I was born at Marion General Hospital in Marion, Ohio. I have only three memories and one story from the time we lived in Marion. My very earliest memory is rather morbid and comes to me now almost as a memory of a memory instead of an authentic memory. I was in the back yard of our home in Marion and my mother was holding me. We were looking at a dead dear slung across a ladder in the back yard. That’s it. Isn’t that a wonderful first memory? My dad has never been a hunter, he’s way too soft hearted for that so I’m sure he hit the dear with his car and then brought it home to be cooked and eaten, as this was the case on a few other occasions when we ate deer.

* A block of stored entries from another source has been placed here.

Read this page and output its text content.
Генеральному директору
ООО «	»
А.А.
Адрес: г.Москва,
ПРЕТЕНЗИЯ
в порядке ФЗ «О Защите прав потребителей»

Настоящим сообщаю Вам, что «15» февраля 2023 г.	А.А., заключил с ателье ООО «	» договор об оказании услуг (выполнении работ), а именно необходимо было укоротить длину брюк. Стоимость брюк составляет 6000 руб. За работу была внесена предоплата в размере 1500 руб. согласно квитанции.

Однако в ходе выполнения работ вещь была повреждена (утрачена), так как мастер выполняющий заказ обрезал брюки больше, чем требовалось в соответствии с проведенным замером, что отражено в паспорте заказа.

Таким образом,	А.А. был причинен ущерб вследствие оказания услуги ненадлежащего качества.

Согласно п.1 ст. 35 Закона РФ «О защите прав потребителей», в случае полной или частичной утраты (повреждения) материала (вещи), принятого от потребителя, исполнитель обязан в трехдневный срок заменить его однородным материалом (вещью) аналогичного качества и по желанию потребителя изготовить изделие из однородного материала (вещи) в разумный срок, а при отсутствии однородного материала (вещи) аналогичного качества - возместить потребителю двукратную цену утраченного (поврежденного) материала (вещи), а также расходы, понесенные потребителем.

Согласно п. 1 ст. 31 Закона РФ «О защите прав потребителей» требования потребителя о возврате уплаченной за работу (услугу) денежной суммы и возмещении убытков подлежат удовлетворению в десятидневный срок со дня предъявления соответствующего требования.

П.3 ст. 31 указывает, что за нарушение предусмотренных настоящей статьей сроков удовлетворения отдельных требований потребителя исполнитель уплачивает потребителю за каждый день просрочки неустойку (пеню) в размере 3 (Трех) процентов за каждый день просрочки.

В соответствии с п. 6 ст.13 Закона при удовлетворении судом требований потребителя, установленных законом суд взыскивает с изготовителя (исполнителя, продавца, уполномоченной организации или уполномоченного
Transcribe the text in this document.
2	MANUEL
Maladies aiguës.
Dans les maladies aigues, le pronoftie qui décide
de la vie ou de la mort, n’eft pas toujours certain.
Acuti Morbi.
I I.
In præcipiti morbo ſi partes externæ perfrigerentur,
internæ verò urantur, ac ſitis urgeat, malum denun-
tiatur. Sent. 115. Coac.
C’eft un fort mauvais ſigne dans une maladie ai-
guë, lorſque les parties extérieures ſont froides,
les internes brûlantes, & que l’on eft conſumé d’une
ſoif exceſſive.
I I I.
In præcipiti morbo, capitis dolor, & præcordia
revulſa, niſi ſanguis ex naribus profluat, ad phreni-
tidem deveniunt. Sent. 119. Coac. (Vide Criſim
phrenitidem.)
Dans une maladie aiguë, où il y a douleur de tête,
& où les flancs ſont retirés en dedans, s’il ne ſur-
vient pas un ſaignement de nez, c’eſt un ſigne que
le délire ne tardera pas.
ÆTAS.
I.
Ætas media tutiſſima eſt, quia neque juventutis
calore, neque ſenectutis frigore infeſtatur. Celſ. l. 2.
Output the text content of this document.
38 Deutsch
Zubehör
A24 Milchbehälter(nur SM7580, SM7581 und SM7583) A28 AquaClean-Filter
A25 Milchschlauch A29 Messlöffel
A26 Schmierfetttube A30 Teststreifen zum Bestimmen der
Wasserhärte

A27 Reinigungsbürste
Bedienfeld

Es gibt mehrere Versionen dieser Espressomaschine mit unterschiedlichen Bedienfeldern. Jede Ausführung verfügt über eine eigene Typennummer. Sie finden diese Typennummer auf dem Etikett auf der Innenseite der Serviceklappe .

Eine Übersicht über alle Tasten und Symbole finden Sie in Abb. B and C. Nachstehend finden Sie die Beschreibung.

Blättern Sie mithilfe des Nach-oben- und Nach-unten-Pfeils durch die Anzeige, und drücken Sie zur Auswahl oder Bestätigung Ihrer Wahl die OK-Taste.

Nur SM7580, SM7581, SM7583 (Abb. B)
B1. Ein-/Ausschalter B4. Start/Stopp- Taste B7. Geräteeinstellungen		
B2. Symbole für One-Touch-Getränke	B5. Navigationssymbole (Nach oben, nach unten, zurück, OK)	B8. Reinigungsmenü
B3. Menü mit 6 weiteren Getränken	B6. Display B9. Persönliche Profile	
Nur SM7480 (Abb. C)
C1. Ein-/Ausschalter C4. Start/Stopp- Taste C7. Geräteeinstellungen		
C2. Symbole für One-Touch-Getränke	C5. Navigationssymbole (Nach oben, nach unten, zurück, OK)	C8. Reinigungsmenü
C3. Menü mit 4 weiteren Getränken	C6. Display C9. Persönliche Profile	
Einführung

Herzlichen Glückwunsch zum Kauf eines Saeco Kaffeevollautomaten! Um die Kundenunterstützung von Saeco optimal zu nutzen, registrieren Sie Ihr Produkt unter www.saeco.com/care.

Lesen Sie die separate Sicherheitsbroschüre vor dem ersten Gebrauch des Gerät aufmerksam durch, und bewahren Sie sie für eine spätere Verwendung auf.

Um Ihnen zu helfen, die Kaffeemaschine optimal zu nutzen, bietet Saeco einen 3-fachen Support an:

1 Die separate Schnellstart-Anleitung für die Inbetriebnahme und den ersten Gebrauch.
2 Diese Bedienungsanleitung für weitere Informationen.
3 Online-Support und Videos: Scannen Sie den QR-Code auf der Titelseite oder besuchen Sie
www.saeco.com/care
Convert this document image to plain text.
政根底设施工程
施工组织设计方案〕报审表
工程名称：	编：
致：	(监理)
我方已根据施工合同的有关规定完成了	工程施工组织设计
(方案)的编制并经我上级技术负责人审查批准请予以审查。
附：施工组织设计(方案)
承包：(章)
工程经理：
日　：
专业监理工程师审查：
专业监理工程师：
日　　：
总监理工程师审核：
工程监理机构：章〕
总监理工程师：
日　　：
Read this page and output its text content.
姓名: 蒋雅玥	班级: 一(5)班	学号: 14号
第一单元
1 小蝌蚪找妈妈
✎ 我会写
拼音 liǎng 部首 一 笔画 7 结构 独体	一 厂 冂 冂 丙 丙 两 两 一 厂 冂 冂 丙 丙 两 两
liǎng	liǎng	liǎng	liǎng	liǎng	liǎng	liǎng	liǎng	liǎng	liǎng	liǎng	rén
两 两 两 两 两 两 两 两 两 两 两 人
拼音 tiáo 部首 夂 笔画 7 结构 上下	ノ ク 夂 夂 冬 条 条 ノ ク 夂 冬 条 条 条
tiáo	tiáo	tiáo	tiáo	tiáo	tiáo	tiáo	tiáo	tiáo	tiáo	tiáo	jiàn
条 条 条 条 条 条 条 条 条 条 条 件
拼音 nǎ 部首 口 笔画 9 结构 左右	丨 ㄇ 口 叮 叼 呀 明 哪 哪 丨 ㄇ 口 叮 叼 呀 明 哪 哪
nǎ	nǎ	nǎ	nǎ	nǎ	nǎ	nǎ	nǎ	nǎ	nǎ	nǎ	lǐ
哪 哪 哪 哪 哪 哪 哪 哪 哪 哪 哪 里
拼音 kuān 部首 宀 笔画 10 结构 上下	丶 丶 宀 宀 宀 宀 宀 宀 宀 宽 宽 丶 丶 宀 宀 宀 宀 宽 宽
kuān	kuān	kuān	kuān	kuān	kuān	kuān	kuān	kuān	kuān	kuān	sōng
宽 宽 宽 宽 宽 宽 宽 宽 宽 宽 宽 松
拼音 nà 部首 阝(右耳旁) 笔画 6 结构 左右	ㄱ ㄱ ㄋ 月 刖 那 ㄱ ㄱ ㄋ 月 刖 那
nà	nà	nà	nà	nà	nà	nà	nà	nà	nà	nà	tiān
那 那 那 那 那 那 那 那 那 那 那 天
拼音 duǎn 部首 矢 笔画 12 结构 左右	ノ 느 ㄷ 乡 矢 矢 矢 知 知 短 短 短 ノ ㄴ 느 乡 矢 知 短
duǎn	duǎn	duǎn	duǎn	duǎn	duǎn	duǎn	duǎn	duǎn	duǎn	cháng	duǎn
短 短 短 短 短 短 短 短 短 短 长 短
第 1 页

My other two memories surround the time we moved when I was about two. I faintly remember staring into a big box and seeing my teddy bear inside. The other memory is of my friend Matthew giving me a strawberry shortcake doll just before we moved. I can almost picture us in a room with our parents and I’m too shy to properly accept the gift. It seems like I’m standing between one of my parents knees. I do remember the doll had a big hat with oranges on it that smelled like oranges. I know from my parents that Matthew and I were good friends and that I couldn’t say his name so I called him “muffroom.” Years later we visited his family and he told me what he remembered of me as a girl. He was a little older than me and must have had a good memory, because I couldn’t remember a single thing about him. The sad thing is that I can’t even remember what he said that he remembered about me.
I know we used to walk home from church sometimes when we lived in Marion. I think it was about two miles away. I have this image in my mind of skipping along next to a large hill, but I’m not sure where that comes from. My dad made up songs for each of his children. My song originated on one of these walks home. It went something like this “yippee-kai-ay-kai-ee galloping all the way, here comes Kathy Alicia (sung like A-LEEEEE-sha).
I have a very limited selection of pictures from when I was little here in Utah.
You gotta love dad’s songs. . . lol. Mine was in Lithuanian. I still can’t say it. . . all I remember is: “la bai grashea merigaitus; oy oy; oy oy.” How do you spell in Lithuanian?